Obéissance et persévérance
« Enfants, n’avez-vous rien à manger ? » demande l’homme. Dans notre quotidien, la nourriture est un besoin essentiel pour le corps, mais aussi pour l’âme qu’elle réconforte, surtout quand un ami se joint à notre repas. Mais voilà, les disciples sont contraints de reconnaître leur échec. Ils n’ont rien, rien pour se sustenter. Or, il est difficile de reconnaître ses manques ou l’absence de résultats à un projet.

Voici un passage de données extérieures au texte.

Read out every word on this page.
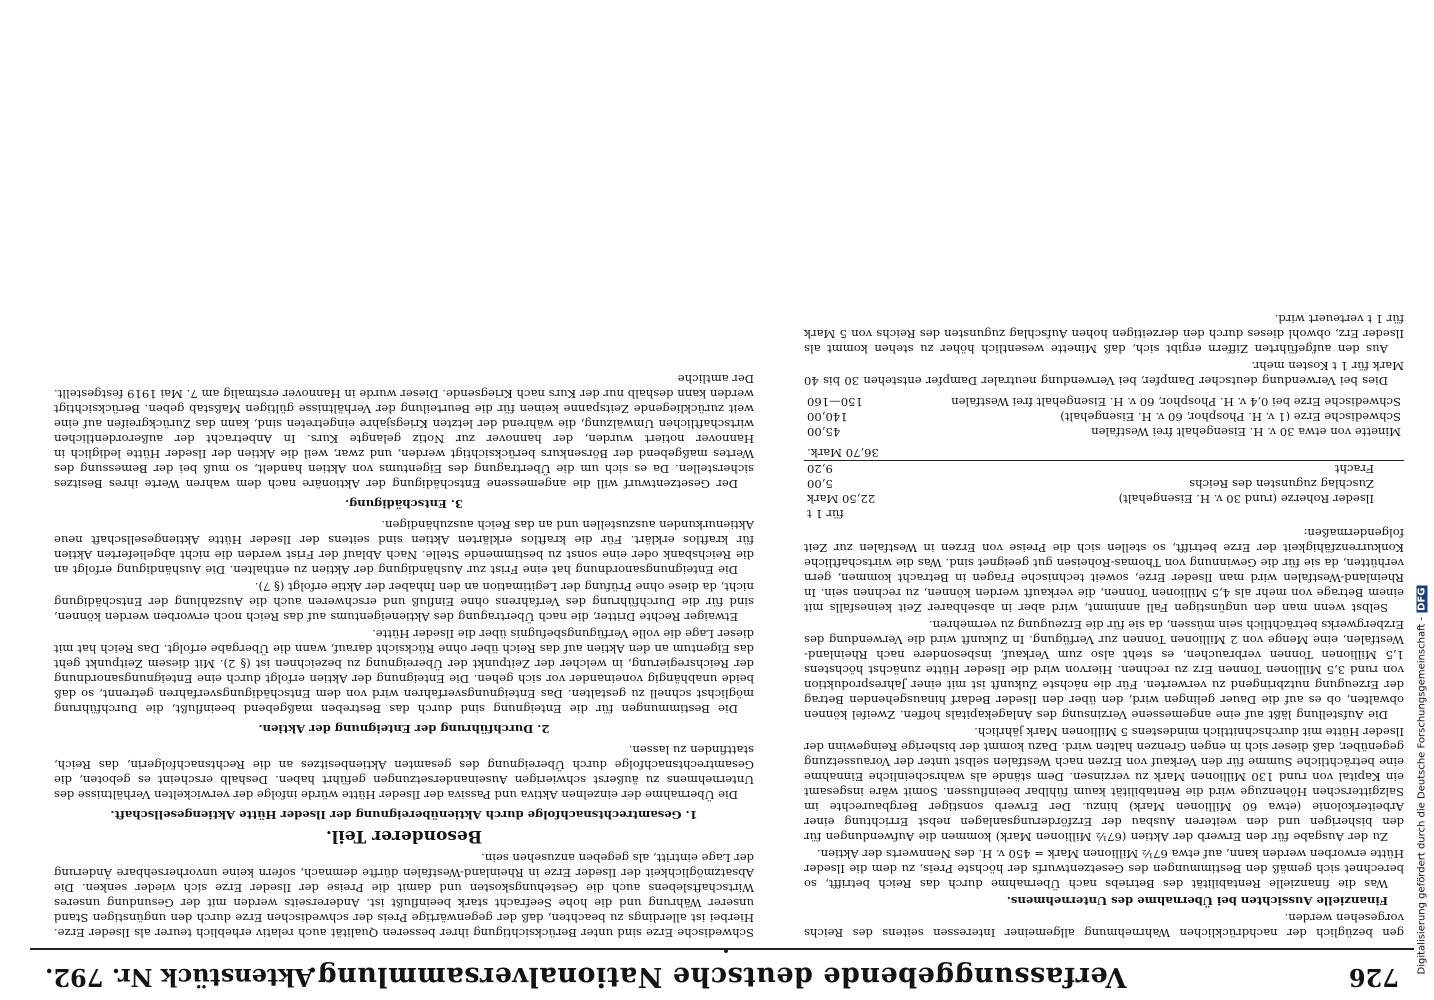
726
Verfassunggebende deutsche Nationalversammlung.
Aktenstück Nr. 792.

gen bezüglich der nachdrücklichen Wahrnehmung allgemeiner Interessen seitens des Reichs vorgesehen werden.

Finanzielle Aussichten bei Übernahme des Unternehmens.

Was die finanzielle Rentabilität des Betriebs nach Übernahme durch das Reich betrifft, so berechnet sich gemäß den Bestimmungen des Gesetzentwurfs der höchste Preis, zu dem die Ilseder Hütte erworben werden kann, auf etwa 67½ Millionen Mark = 450 v. H. des Nennwerts der Aktien.

Zu der Ausgabe für den Erwerb der Aktien (67½ Millionen Mark) kommen die Aufwendungen für den bisherigen und den weiteren Ausbau der Erzförderungsanlagen nebst Errichtung einer Arbeiterkolonie (etwa 60 Millionen Mark) hinzu. Der Erwerb sonstiger Bergbaurechte im Salzgitterschen Höhenzuge wird die Rentabilität kaum fühlbar beeinflussen. Somit wäre insgesamt ein Kapital von rund 130 Millionen Mark zu verzinsen. Dem stände als wahrscheinliche Einnahme eine beträchtliche Summe für den Verkauf von Erzen nach Westfalen selbst unter der Voraussetzung gegenüber, daß dieser sich in engen Grenzen halten wird. Dazu kommt der bisherige Reingewinn der Ilseder Hütte mit durchschnittlich mindestens 5 Millionen Mark jährlich.

Die Aufstellung läßt auf eine angemessene Verzinsung des Anlagekapitals hoffen. Zweifel können obwalten, ob es auf die Dauer gelingen wird, den über den Ilseder Bedarf hinausgehenden Betrag der Erzeugung nutzbringend zu verwerten. Für die nächste Zukunft ist mit einer Jahresproduktion von rund 3,5 Millionen Tonnen Erz zu rechnen. Hiervon wird die Ilseder Hütte zunächst höchstens 1,5 Millionen Tonnen verbrauchen, es steht also zum Verkauf, insbesondere nach Rheinland-Westfalen, eine Menge von 2 Millionen Tonnen zur Verfügung. In Zukunft wird die Verwendung des Erzbergwerks beträchtlich sein müssen, da sie für die Erzeugung zu vermehren.

Selbst wenn man den ungünstigen Fall annimmt, wird aber in absehbarer Zeit keinesfalls mit einem Betrage von mehr als 4,5 Millionen Tonnen, die verkauft werden können, zu rechnen sein. In Rheinland-Westfalen wird man Ilseder Erze, soweit technische Fragen in Betracht kommen, gern verhütten, da sie für die Gewinnung von Thomas-Roheisen gut geeignet sind. Was die wirtschaftliche Konkurrenzfähigkeit der Erze betrifft, so stellen sich die Preise von Erzen in Westfalen zur Zeit folgendermaßen:

	für 1 t
Ilseder Roherze (rund 30 v. H. Eisengehalt)	22,50 Mark
Zuschlag zugunsten des Reichs	5,00
Fracht	9,20
	36,70 Mark.
Minette von etwa 30 v. H. Eisengehalt frei Westfalen	45,00
Schwedische Erze (1 v. H. Phosphor, 60 v. H. Eisengehalt)	140,00
Schwedische Erze bei 0,4 v. H. Phosphor, 60 v. H. Eisengehalt frei Westfalen	150—160

Dies bei Verwendung deutscher Dampfer, bei Verwendung neutraler Dampfer entstehen 30 bis 40 Mark für 1 t Kosten mehr.

Aus den aufgeführten Ziffern ergibt sich, daß Minette wesentlich höher zu stehen kommt als Ilseder Erz, obwohl dieses durch den derzeitigen hohen Aufschlag zugunsten des Reichs von 5 Mark für 1 t verteuert wird.

Schwedische Erze sind unter Berücksichtigung ihrer besseren Qualität auch relativ erheblich teurer als Ilseder Erze. Hierbei ist allerdings zu beachten, daß der gegenwärtige Preis der schwedischen Erze durch den ungünstigen Stand unserer Währung und die hohe Seefracht stark beeinflußt ist. Andererseits werden mit der Gesundung unseres Wirtschaftslebens auch die Gestehungskosten und damit die Preise der Ilseder Erze sich wieder senken. Die Absatzmöglichkeit der Ilseder Erze in Rheinland-Westfalen dürfte demnach, sofern keine unvorhersehbare Änderung der Lage eintritt, als gegeben anzusehen sein.

Besonderer Teil.
1. Gesamtrechtsnachfolge durch Aktienübereignung der Ilseder Hütte Aktiengesellschaft.

Die Übernahme der einzelnen Aktiva und Passiva der Ilseder Hütte würde infolge der verwickelten Verhältnisse des Unternehmens zu äußerst schwierigen Auseinandersetzungen geführt haben. Deshalb erscheint es geboten, die Gesamtrechtsnachfolge durch Übereignung des gesamten Aktienbesitzes an die Rechtsnachfolgerin, das Reich, stattfinden zu lassen.

2. Durchführung der Enteignung der Aktien.

Die Bestimmungen für die Enteignung sind durch das Bestreben maßgebend beeinflußt, die Durchführung möglichst schnell zu gestalten. Das Enteignungsverfahren wird von dem Entschädigungsverfahren getrennt, so daß beide unabhängig voneinander vor sich gehen. Die Enteignung der Aktien erfolgt durch eine Enteignungsanordnung der Reichsregierung, in welcher der Zeitpunkt der Übereignung zu bezeichnen ist (§ 2). Mit diesem Zeitpunkt geht das Eigentum an den Aktien auf das Reich über ohne Rücksicht darauf, wann die Übergabe erfolgt. Das Reich hat mit dieser Lage die volle Verfügungsbefugnis über die Ilseder Hütte.

Etwaiger Rechte Dritter, die nach Übertragung des Aktieneigentums auf das Reich noch erworben werden können, sind für die Durchführung des Verfahrens ohne Einfluß und erschweren auch die Auszahlung der Entschädigung nicht, da diese ohne Prüfung der Legitimation an den Inhaber der Aktie erfolgt (§ 7).

Die Enteignungsanordnung hat eine Frist zur Aushändigung der Aktien zu enthalten. Die Aushändigung erfolgt an die Reichsbank oder eine sonst zu bestimmende Stelle. Nach Ablauf der Frist werden die nicht abgelieferten Aktien für kraftlos erklärt. Für die kraftlos erklärten Aktien sind seitens der Ilseder Hütte Aktiengesellschaft neue Aktienurkunden auszustellen und an das Reich auszuhändigen.

3. Entschädigung.

Der Gesetzentwurf will die angemessene Entschädigung der Aktionäre nach dem wahren Werte ihres Besitzes sicherstellen. Da es sich um die Übertragung des Eigentums von Aktien handelt, so muß bei der Bemessung des Wertes maßgebend der Börsenkurs berücksichtigt werden, und zwar, weil die Aktien der Ilseder Hütte lediglich in Hannover notiert wurden, der hannover zur Notiz gelangte Kurs. In Anbetracht der außerordentlichen wirtschaftlichen Umwälzung, die während der letzten Kriegsjahre eingetreten sind, kann das Zurückgreifen auf eine weit zurückliegende Zeitspanne keinen für die Beurteilung der Verhältnisse gültigen Maßstab geben. Berücksichtigt werden kann deshalb nur der Kurs nach Kriegsende. Dieser wurde in Hannover erstmalig am 7. Mai 1919 festgestellt. Der amtliche

Digitalisierung gefördert durch die Deutsche Forschungsgemeinschaft -DFG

Aujourd’hui, beaucoup ont réfléchi à leurs parcours parsemés d’échecs, mais qui finalement les ont conduits à la réussite. Le passage l’illustre car les pêcheurs sont en général des modèles de persévérance et de ténacité. Ils savent qu’il y a des nuits où le poisson ne mord pas. Malgré une pêche infructueuse, ils repartiront une autre nuit. Et si ce n’est pas là, ce sera ailleurs, l’ailleurs qui leur sera indiqué. Et quand Jésus leur propose : « Jetez vos filets du côté droit de la barque et vous trouverez », courageusement ils obéissent. Et la situation change d’un coup. Des poissons, ils en trouvent, au-delà de leur espérance.

 

153 poissons exactement
Pourquoi 153 ? Le Père de l’Église Jérôme dit qu’il s’agit des 153 poissons connus par les zoologistes grecs. Quant à Augustin d’Hippone, dans son Traité sur l’Évangile de saint Jean, il rappelle les propriétés mathématiques du nombre 153, nombre triangulaire puisqu’il est constitué des chiffres 1, 5 et 3 et qu’il est la somme des cubes de 1, 3 et 5. Le nombre 1 dit l’unique et l’unité, le 3 la trinité du Père, du Fils et de l’Esprit, et le 5 l’harmonie de la Création, et en particulier le calcul du nombre d’or et ses multiples applications. Enfin, 153 est la somme des 17 premiers nombres, de 1 à 17, sachant que 17 est la somme de 10 et 7. Certains affirment que 10 représente la multitude et 7 la totalité. Le nombre 17, c’est aussi 17 peuples listés dans le livre des Actes (Ac 2.1-11), lorsque Pierre prend la parole pour annoncer la résurrection de Jésus à une foule venant de « toutes les nations qui sont sous le ciel » et qui l’entendent dans leurs propres langues. 153, c’est donc le nombre symbolique de l’universalité de l’Église, notre prochain thème synodal.

 

 

Réconfort et confiance
En débarquant , les disciples découvrent que Jésus a déjà préparé le repas. Et pourtant Jésus leur demande d’apporter les poissons qu’ils viennent de prendre. À cet appel, Simon Pierre n’hésite pas un instant. Il repart, monte une nouvelle fois dans la barque, tire à terre à lui seul le filet qui, malgré le nombre de poissons, ne se déchire pas. Alors que ses compagnons peinaient à traîner le filet, lui, comme revêtu d’une force herculéenne, y parvient. Parce que l’Ami se donne à voir, l’appelle, et compte sur lui, la fatigue de la nuit, le découragement devant l’échec, la culpabilité du reniement, tout cela disparaît en un clin d’œil. La confiance reçue lui permet de retrouver en lui ses forces vitales, et bien plus, pour réaliser l’exploit.

 

Ce texte hautement symbolique sur l’Église naissante est source d’enseignements. Il nous redit que nous sommes des serviteurs inutiles, mais appelés à témoigner de la confiance que notre Seigneur ne manque pas de nous donner.